- Pfizer's efforts to build its oncology business got a lift Thursday, when the Food and Drug Administration approved the pharma giant's targeted lung cancer drug Vizimpro as an initial therapy for patients with a certain type of mutation.
- In open-label clinical testing, Vizimpro delayed disease progression or death by a median of about 6 months more than AstraZeneca's Iressa in individuals with EGFR-mutated non-small cell lung cancer.
- With Thursday's approval, Vizimpro joins a growing market for drugs which inhibit EGFR, a surface protein that can accelerate the growth of cancer cells when mutated. AstraZeneca became a leader in the space by building on Iressa with its newer targeted therapy Tagrisso.
Pfizer's oncology business is driven, first and foremost, by Ibrance (palbociclib), a CDK 4/6 inhibitor approved for a specific type of metastatic breast cancer. Over the first six months of 2018, sales of the medicine earned just shy of $2 billion, or about 56% of Pfizer's overall cancer drug sales.
Outside of Ibrance, though, Pfizer arrived late in immuno-oncology and widely trails market leaders Merck & Co, Bristol-Myers Squibb and Roche. Its immunotherapy Bavencio (aveluamb), developed in partnership with Merck KGaA, remains limited to a small indication for a type of skin cancer.
Pfizer's ambitions are broader, however, and targeted cancer therapies like Vizimpro (dacomitinib) are an important avenue for growth.
In the broader cancer market, for example, Merck & Co.'s Keytruda (pembrolizumab) has quickly become a standard initial therapy for most non-small cell lung cancer (NSCLC) patients. For those individuals with EGFR or ALK mutations, however, physicians still look to targeted therapies aimed at just those types of tumors.
Pfizer already sells Xalkori (crizotinib) for ALK- and ROS1-mutated NSCLC and can now offer Vizimpro for lung cancers with EGFR alterations. It's also developing lorlatinib, which targets ALK and ROS1 mutations as well. An FDA decision on the drug, expected in August, is now due sometime in November.
Vizimpro will carry a list price of $12,400 per month and will be available by mid-October, the company said.
The 452-patient study supporting Vizimpro's approval, called ARCHER 1050, showed the drug to reduce the relative risk of disease progression or death by 41% versus Iressa (geftinib). Median progression-free survival reached 14.7 months for Vizimpro, versus 9.2 months for Iressa.

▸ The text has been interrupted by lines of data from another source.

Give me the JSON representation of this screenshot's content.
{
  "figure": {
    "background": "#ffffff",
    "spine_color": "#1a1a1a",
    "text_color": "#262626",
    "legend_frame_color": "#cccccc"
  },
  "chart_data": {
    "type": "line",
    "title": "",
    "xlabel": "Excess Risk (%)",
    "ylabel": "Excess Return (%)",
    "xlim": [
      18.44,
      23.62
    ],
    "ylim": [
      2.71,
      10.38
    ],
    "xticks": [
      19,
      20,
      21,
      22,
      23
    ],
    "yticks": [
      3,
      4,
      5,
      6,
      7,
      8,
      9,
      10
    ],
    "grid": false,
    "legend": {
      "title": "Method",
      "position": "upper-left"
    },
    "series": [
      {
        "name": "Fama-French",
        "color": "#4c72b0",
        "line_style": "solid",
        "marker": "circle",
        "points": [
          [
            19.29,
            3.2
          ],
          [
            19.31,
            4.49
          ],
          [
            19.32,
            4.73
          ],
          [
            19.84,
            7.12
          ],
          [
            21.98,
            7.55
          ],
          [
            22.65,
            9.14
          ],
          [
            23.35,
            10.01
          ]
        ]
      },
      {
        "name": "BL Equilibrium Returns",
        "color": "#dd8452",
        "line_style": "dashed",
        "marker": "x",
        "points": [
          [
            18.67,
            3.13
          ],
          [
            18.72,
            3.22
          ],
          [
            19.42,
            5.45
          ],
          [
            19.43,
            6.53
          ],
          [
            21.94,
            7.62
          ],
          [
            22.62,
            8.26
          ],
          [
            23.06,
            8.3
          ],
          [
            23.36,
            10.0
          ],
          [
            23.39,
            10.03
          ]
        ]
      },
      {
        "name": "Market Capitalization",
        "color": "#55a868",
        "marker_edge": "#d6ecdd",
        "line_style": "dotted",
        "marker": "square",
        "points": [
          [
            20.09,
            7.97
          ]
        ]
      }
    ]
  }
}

That efficacy did come with substantial side effects, though. Almost 90% of patients on the drug experienced diarrhea and nearly 70% developed rashes. Twenty seven percent of patients had a serious adverse event.
Approval puts Vizimpro into competition not only with Iressa, but also AstraZeneca's Tagrisso (osimertinib) and Roche and Astellas' Tarceva (erlotinib).
Vizimpro, Iressa and Tarceva all target EGFR mutations involving exon 19 deletions or exon 21 substitutions. Tagrisso initially received approval to treat NSCLC involving another mutation known as T790M, and more recently won an OK for first-line treatment of tumors with those same exon deletions or exon substitutions.
AstraZeneca recently secured a first-line approval for Tagrisso and sales have grown quickly, totaling $760 million in sales over the first half of 2018.
Editor's note: This article was updated to clarify Tagrisso's approved indication.